Knowledge Distillation, Explained

Picture a brilliant but exhausting professor: knows everything, answers every question with footnotes, and takes forty seconds to do it. Now picture a sharp teaching assistant who watched the professor for a semester and can give you 97% of the same answers in a fraction of the time. That swap, give or take, is knowledge distillation: a small “student” model learns to mimic a big “teacher” model, ending up dramatically faster while keeping most of the smarts.

It sounds like cheating. It mostly isn’t. Let’s unpack why it works.

The trick: don’t copy the answer, copy the hesitation

Normally you train a model on hard labels: this image is a dog (1), and definitely not a cat (0), and absolutely not a car (0). Clean, but lossy. The label “dog” throws away everything interesting the teacher knows.

A well-trained teacher, shown a photo of a golden retriever, doesn’t just scream “DOG.” Its raw output, once softened, looks more like:

Dog: 0.85   Cat: 0.12   Car: 0.03

Look at that. The teacher quietly admits a retriever is a bit cat-like (both are furry quadrupeds) and nothing at all like a car. That ranking of wrongness is the gold. Hinton and colleagues, who formalised this in 2015, called it dark knowledge: the relational structure hiding in a model’s confidence, not just its top pick.

The student trains on these soft labels instead of (or alongside) the hard ones. Instead of being told “the answer is dog,” it’s told “the answer is mostly dog, somewhat cat-adjacent, definitely not car.” That is a far richer lesson per example, which is why distilled students often learn from less data than training from scratch would demand.

Temperature: the dial that loosens the model’s tongue

There’s a catch. A confident teacher’s softmax is brutal: it might output Dog: 0.999, squashing those juicy cat/car distinctions to near zero. So we add a temperature parameter, T, that divides the logits before the softmax:

T = 1: normal, spiky output. The teacher mumbles.
T > 1 (say 3–5): the distribution softens, exaggerating the small differences between classes. The teacher opens up.

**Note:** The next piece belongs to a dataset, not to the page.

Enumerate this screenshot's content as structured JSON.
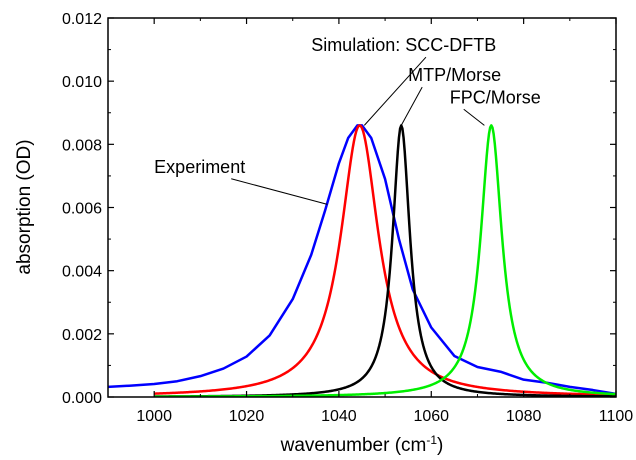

Crank the temperature and 0.999/0.001/0.0001 relaxes into something like 0.85/0.12/0.03. Now the student can actually see the relationships. (Just remember to scale the loss back by T², because dividing logits also shrinks the gradients.)

The loss function, in plain pseudocode

The student optimises a weighted blend of two objectives: match the teacher’s soft predictions (so it inherits the dark knowledge), and still get the real labels right (so it stays honest). The first part is a KL divergence between soft distributions; the second is plain cross-entropy.

def distillation_loss(student_logits, teacher_logits, true_labels, T=4.0, alpha=0.5):
    # Soft targets: KL divergence between softened distributions
    soft_teacher = softmax(teacher_logits / T)
    soft_student = log_softmax(student_logits / T)
    soft_loss = kl_divergence(soft_student, soft_teacher) * (T ** 2)

    # Hard targets: ordinary cross-entropy against the real answers
    hard_loss = cross_entropy(student_logits, true_labels)

    # Blend the two
    return alpha * soft_loss + (1 - alpha) * hard_loss

alpha is just how much you trust the teacher versus the ground truth. The teacher’s weights stay frozen throughout; only the student learns.

Why bother? Smaller, faster, on-device

Distillation is the quiet workhorse behind models that fit where the big ones can’t:

DistilBERT, the poster child, is about 40% smaller and 60% faster than BERT while retaining roughly 97% of its language-understanding performance. That’s a lot of accuracy to keep for nearly half the footprint.
On-device inference: a distilled model can run on a phone or laptop without a round trip to a data centre, which means lower latency, lower cost, and data that never leaves the device.
Serving at scale: when you’re handling millions of requests, a 2x speedup is a halved bill.

This is the same instinct behind the rise of compact models generally. If the idea of “smaller is often smarter” interests you, I dug into it in Small Language Models: Why Smaller Is Often Smarter — distillation is one of the main techniques that makes those tiny models punch above their weight.

The takeaway

When you have a model that’s accurate but too heavy to ship, reach for distillation before you reach for “just buy a bigger GPU.” Concretely:

Train or grab a strong teacher — accuracy first, speed second.
Define a smaller student — fewer layers, fewer parameters.
Distil with soft labels, blending KL-divergence-on-soft-targets with ordinary cross-entropy, and tune T (start around 3–5) and alpha (start near 0.5).
Measure the trade-off — if you keep ~95%+ of the accuracy for half the size, ship the student.

The professor was never going to fit in your pocket. The teaching assistant just might.